Pakistan’s former Prime Minister, Imran Khan, has lodged appeals against his convictions in three controversial cases. His defense lead, Latif Khosa, held a press conference on the matter, announcing the filing of the appeals. According to Mr. Khosa, appeals were made against the sentences rendered in the Cipher and Tosha Khana cases at Islamabad’s High Court, and against the sentence in the Nikah case in the Session Court, a lower-tier criminal court.
In August 2023, Khan received a sentence of 14 years in prison over the
Toshakhana corruption case, alleging that he sold state gifts. A further ten-year sentence handed out in January 2024 for the
“cypher” case, involved Khan alleging that the U.S. was attempting to unseat him via secretive diplomatic cables. When Khan subsequently exposed these details, he violated secrecy laws and was convicted. In a more personal legal battle, Khan and his spouse received seven-year sentences for breach of marital laws, specifically marrying prior to the obligatory three-month “iddah” period following Khan’s wife’s preceding divorce.
This was the third conviction his legal team appealed.

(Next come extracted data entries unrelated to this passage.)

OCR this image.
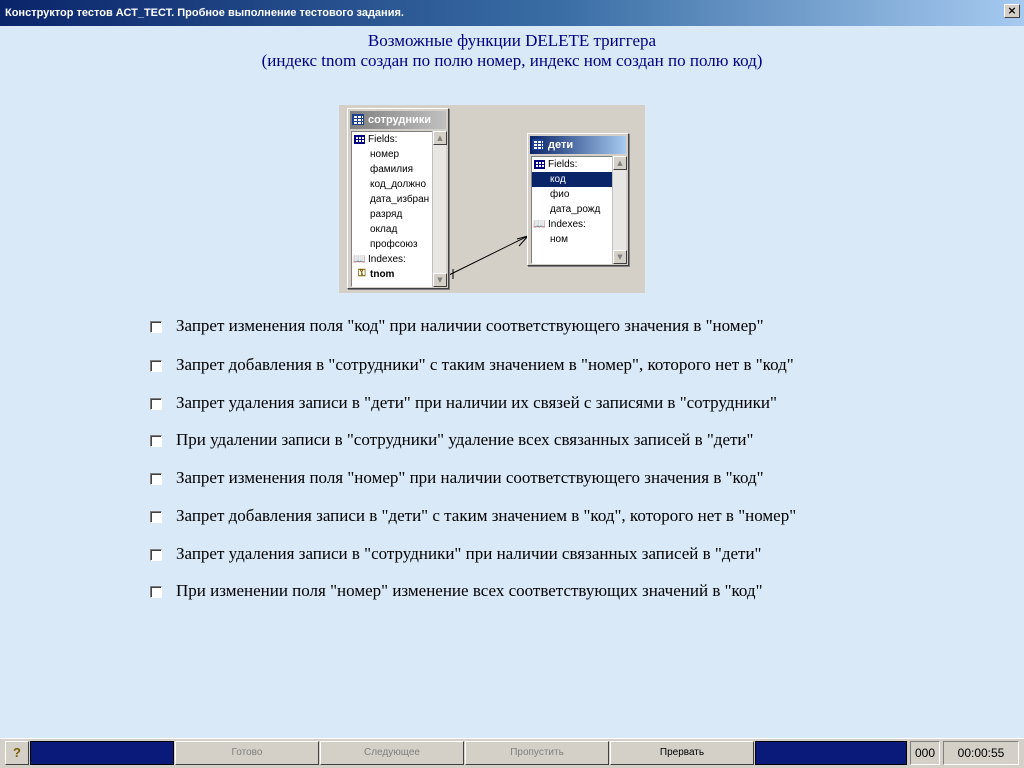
Конструктор тестов АСТ_ТЕСТ. Пробное выполнение тестового задания.	×
Возможные функции DELETE триггера
(индекс tnom создан по полю номер, индекс ном создан по полю код)
сотрудники
Fields:
номер
фамилия
код_должно
дата_избран
разряд
оклад
профсоюз
📖 Indexes:
⚿ tnom
▲
▼
дети
Fields:
код
фио
дата_рожд
📖 Indexes:
ном
▲
▼
Запрет изменения поля "код" при наличии соответствующего значения в "номер"
Запрет добавления в "сотрудники" с таким значением в "номер", которого нет в "код"
Запрет удаления записи в "дети" при наличии их связей с записями в "сотрудники"
При удалении записи в "сотрудники" удаление всех связанных записей в "дети"
Запрет изменения поля "номер" при наличии соответствующего значения в "код"
Запрет добавления записи в "дети" с таким значением в "код", которого нет в "номер"
Запрет удаления записи в "сотрудники" при наличии связанных записей в "дети"
При изменении поля "номер" изменение всех соответствующих значений в "код"
?	Готово	Следующее	Пропустить	Прервать	000	00:00:55
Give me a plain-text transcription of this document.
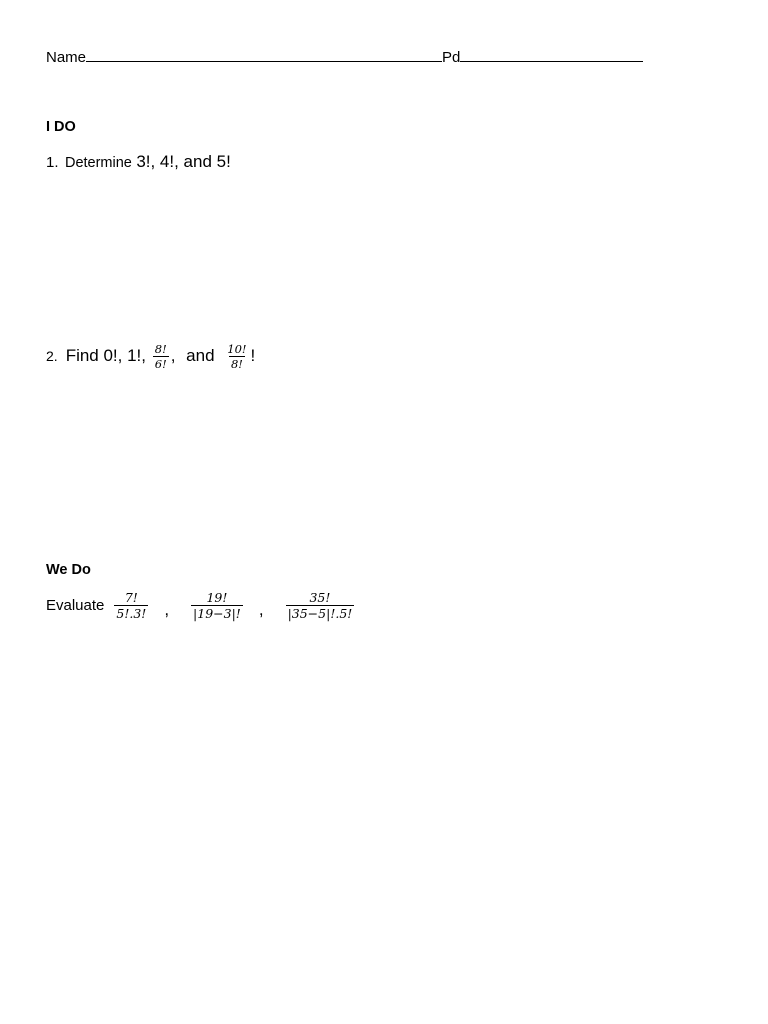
Name	Pd
I DO
1. Determine 3!, 4!, and 5!
2. Find 0!, 1!, $\frac{8!}{6!}$ , and $\frac{10!}{8!}$ !
We Do
Evaluate $\frac{7!}{5!.3!}$ , $\frac{19!}{|19-3|!}$ , $\frac{35!}{|35-5|!.5!}$
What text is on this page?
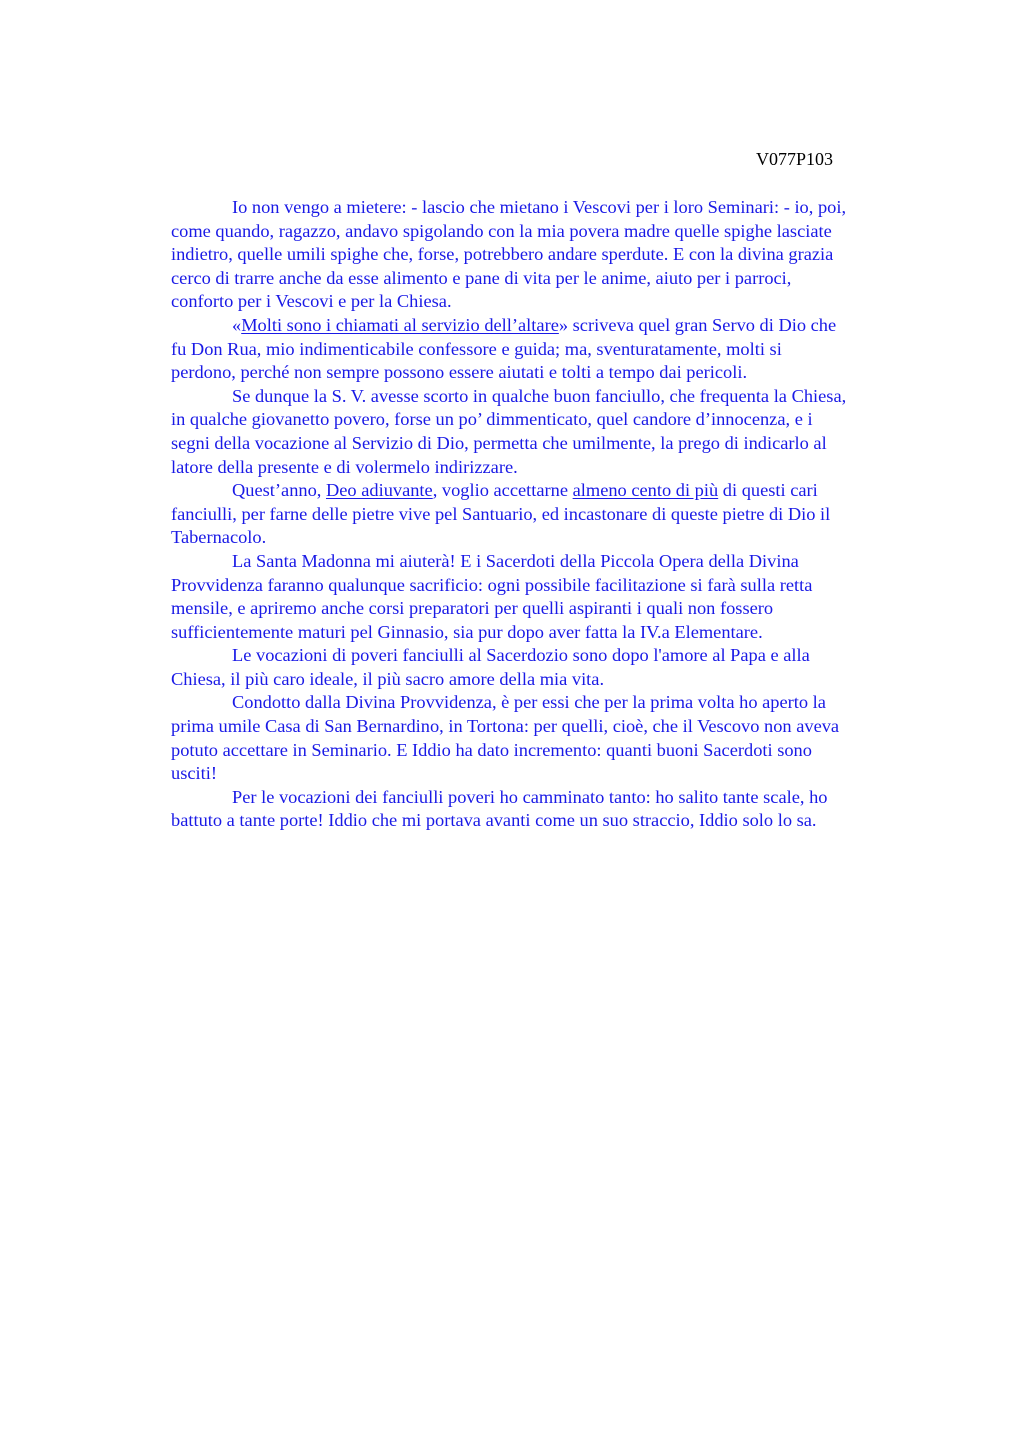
V077P103

Io non vengo a mietere: - lascio che mietano i Vescovi per i loro Seminari: - io, poi,
come quando, ragazzo, andavo spigolando con la mia povera madre quelle spighe lasciate
indietro, quelle umili spighe che, forse, potrebbero andare sperdute. E con la divina grazia
cerco di trarre anche da esse alimento e pane di vita per le anime, aiuto per i parroci,
conforto per i Vescovi e per la Chiesa.

«Molti sono i chiamati al servizio dell’altare» scriveva quel gran Servo di Dio che
fu Don Rua, mio indimenticabile confessore e guida; ma, sventuratamente, molti si
perdono, perché non sempre possono essere aiutati e tolti a tempo dai pericoli.

Se dunque la S. V. avesse scorto in qualche buon fanciullo, che frequenta la Chiesa,
in qualche giovanetto povero, forse un po’ dimmenticato, quel candore d’innocenza, e i
segni della vocazione al Servizio di Dio, permetta che umilmente, la prego di indicarlo al
latore della presente e di volermelo indirizzare.

Quest’anno, Deo adiuvante, voglio accettarne almeno cento di più di questi cari
fanciulli, per farne delle pietre vive pel Santuario, ed incastonare di queste pietre di Dio il
Tabernacolo.

La Santa Madonna mi aiuterà! E i Sacerdoti della Piccola Opera della Divina
Provvidenza faranno qualunque sacrificio: ogni possibile facilitazione si farà sulla retta
mensile, e apriremo anche corsi preparatori per quelli aspiranti i quali non fossero
sufficientemente maturi pel Ginnasio, sia pur dopo aver fatta la IV.a Elementare.

Le vocazioni di poveri fanciulli al Sacerdozio sono dopo l'amore al Papa e alla
Chiesa, il più caro ideale, il più sacro amore della mia vita.

Condotto dalla Divina Provvidenza, è per essi che per la prima volta ho aperto la
prima umile Casa di San Bernardino, in Tortona: per quelli, cioè, che il Vescovo non aveva
potuto accettare in Seminario. E Iddio ha dato incremento: quanti buoni Sacerdoti sono
usciti!

Per le vocazioni dei fanciulli poveri ho camminato tanto: ho salito tante scale, ho
battuto a tante porte! Iddio che mi portava avanti come un suo straccio, Iddio solo lo sa.
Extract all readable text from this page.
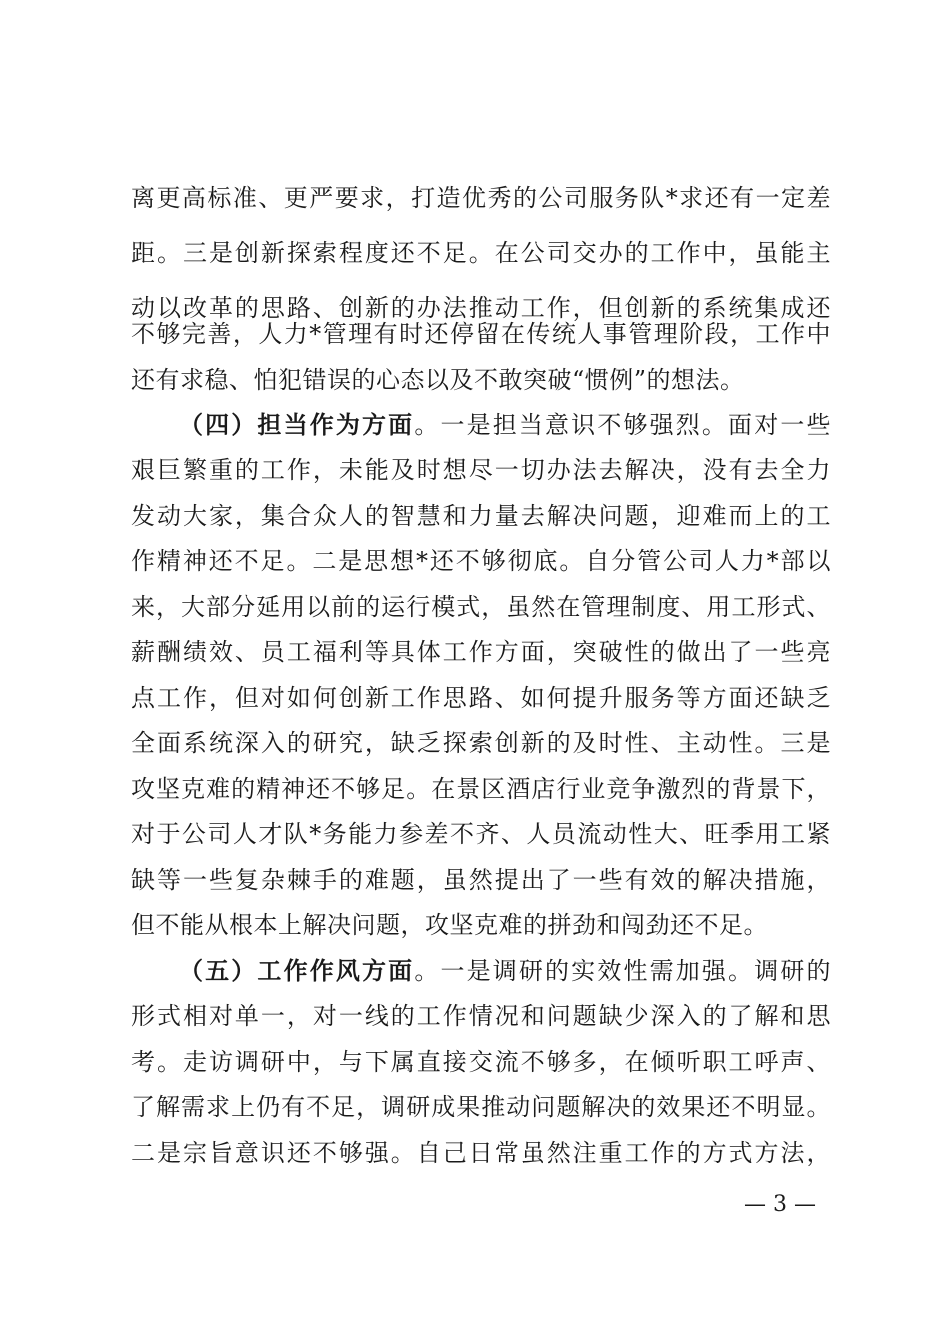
离更高标准、更严要求，打造优秀的公司服务队*求还有一定差
距。三是创新探索程度还不足。在公司交办的工作中，虽能主
动以改革的思路、创新的办法推动工作，但创新的系统集成还
不够完善，人力*管理有时还停留在传统人事管理阶段，工作中
还有求稳、怕犯错误的心态以及不敢突破“惯例”的想法。
（四）担当作为方面。一是担当意识不够强烈。面对一些
艰巨繁重的工作，未能及时想尽一切办法去解决，没有去全力
发动大家，集合众人的智慧和力量去解决问题，迎难而上的工
作精神还不足。二是思想*还不够彻底。自分管公司人力*部以
来，大部分延用以前的运行模式，虽然在管理制度、用工形式、
薪酬绩效、员工福利等具体工作方面，突破性的做出了一些亮
点工作，但对如何创新工作思路、如何提升服务等方面还缺乏
全面系统深入的研究，缺乏探索创新的及时性、主动性。三是
攻坚克难的精神还不够足。在景区酒店行业竞争激烈的背景下，
对于公司人才队*务能力参差不齐、人员流动性大、旺季用工紧
缺等一些复杂棘手的难题，虽然提出了一些有效的解决措施，
但不能从根本上解决问题，攻坚克难的拼劲和闯劲还不足。
（五）工作作风方面。一是调研的实效性需加强。调研的
形式相对单一，对一线的工作情况和问题缺少深入的了解和思
考。走访调研中，与下属直接交流不够多，在倾听职工呼声、
了解需求上仍有不足，调研成果推动问题解决的效果还不明显。
二是宗旨意识还不够强。自己日常虽然注重工作的方式方法，
— 3 —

Mr. Khan is also implicated in over
150 additional legal proceedings, spanning accusations of instigating violence during May 2023’s nationwide unrest that followed
his arrest to further corruption charges.
In the latest personnel reshuffle, PTI-associated politicians landed 92 parliamentary seats in the national elections – the most sizeable fraction recorded among all parties. However, it fell short of the 133 majority threshold. The associated politicians ran as independents, resulting in a fragmented power distribution, with no single party managing to secure a majority. Khan, due to his ongoing legal woes and resulting prison sentences, couldn’t participate in the electoral contests. Consequently, his party has
opted to affiliate themselves with the opposition.